Domestic players like CATL and BYD lead in lithium-ion battery production, but foreign firms like Tesla are also expanding rapidly to this end, with its Shanghai Megapack factory targeting around 40 gigawatt-hours annually.

Such a trend drove market demand for manufacturing battery-related products, in tesa's case, adhesive tape solutions for electric vehicle batteries, among others.

"You see, the Chinese market is rising super fast. It is something that none of the other countries can do. We are committed to developing new innovations. We have very demanding customers, and we need to fulfill their needs," Hauber said.

Talking about how to outperform its peers, Hauber said: "If you cannot differentiate yourself on price, you must have a different approach to satisfy the needs of your customers. You can only do this with innovation."

"Therefore, the only right solution is that you continuously invest in innovation. We have more than 170 technology and product development talents and reached school-enterprise cooperation with Soochow University in 2022 to jointly promote the development of advanced materials that help us compete in the market," he said.

Hauber noted that China's latest efforts to promote new quality productive forces "clearly indicate that everything revolves around innovation and sustainability." To better tap the market, he said the company has adopted a science-based approach to sustainability.

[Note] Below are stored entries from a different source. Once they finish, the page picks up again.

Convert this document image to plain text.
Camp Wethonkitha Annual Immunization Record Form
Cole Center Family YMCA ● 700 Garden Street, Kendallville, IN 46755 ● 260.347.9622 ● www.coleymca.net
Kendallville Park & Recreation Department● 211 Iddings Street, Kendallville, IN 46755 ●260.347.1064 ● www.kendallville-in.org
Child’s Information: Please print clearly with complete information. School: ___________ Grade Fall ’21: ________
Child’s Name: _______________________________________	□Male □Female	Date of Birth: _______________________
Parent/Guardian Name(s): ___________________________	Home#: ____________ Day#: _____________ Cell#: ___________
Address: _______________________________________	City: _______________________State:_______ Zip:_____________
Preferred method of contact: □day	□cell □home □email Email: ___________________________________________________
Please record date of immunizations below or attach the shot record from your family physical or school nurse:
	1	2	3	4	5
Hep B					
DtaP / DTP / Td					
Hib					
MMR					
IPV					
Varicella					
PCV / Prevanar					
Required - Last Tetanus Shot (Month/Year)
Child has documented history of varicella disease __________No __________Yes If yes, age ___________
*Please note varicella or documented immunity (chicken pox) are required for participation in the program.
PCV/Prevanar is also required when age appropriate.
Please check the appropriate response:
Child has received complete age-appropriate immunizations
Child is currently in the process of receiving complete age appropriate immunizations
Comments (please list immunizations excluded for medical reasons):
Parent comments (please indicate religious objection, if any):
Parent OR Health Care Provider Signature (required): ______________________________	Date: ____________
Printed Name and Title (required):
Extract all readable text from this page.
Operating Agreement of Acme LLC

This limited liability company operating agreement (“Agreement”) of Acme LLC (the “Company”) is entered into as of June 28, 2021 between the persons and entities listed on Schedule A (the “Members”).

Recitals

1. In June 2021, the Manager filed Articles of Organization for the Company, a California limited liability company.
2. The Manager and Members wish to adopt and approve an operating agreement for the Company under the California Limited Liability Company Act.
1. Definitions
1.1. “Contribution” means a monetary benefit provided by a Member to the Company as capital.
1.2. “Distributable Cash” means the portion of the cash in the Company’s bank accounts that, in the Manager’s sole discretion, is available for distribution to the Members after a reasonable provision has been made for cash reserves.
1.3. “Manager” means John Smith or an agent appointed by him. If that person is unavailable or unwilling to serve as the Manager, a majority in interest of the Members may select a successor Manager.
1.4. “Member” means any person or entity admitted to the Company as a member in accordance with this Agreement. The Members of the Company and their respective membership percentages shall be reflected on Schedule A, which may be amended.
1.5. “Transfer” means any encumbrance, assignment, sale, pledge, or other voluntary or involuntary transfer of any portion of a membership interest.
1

Meanwhile, Hauber said the complete removal of restrictions on foreign investment in the manufacturing sector has brought, and will bring, the company immense opportunities, such as integrating into the localized industrial chain. "We look forward to seeing more such measures implemented," he said.

"Despite the uncertainties in the international environment, China has never changed its policy of opening-up and has shown high-quality and sustainable economic vitality. This gives us the confidence that the next China is still China," Hauber said.

"We will continue to invest in China. It's not only because of the market size, but also due to the evolving demand and the highly attractive nature of the market," he said.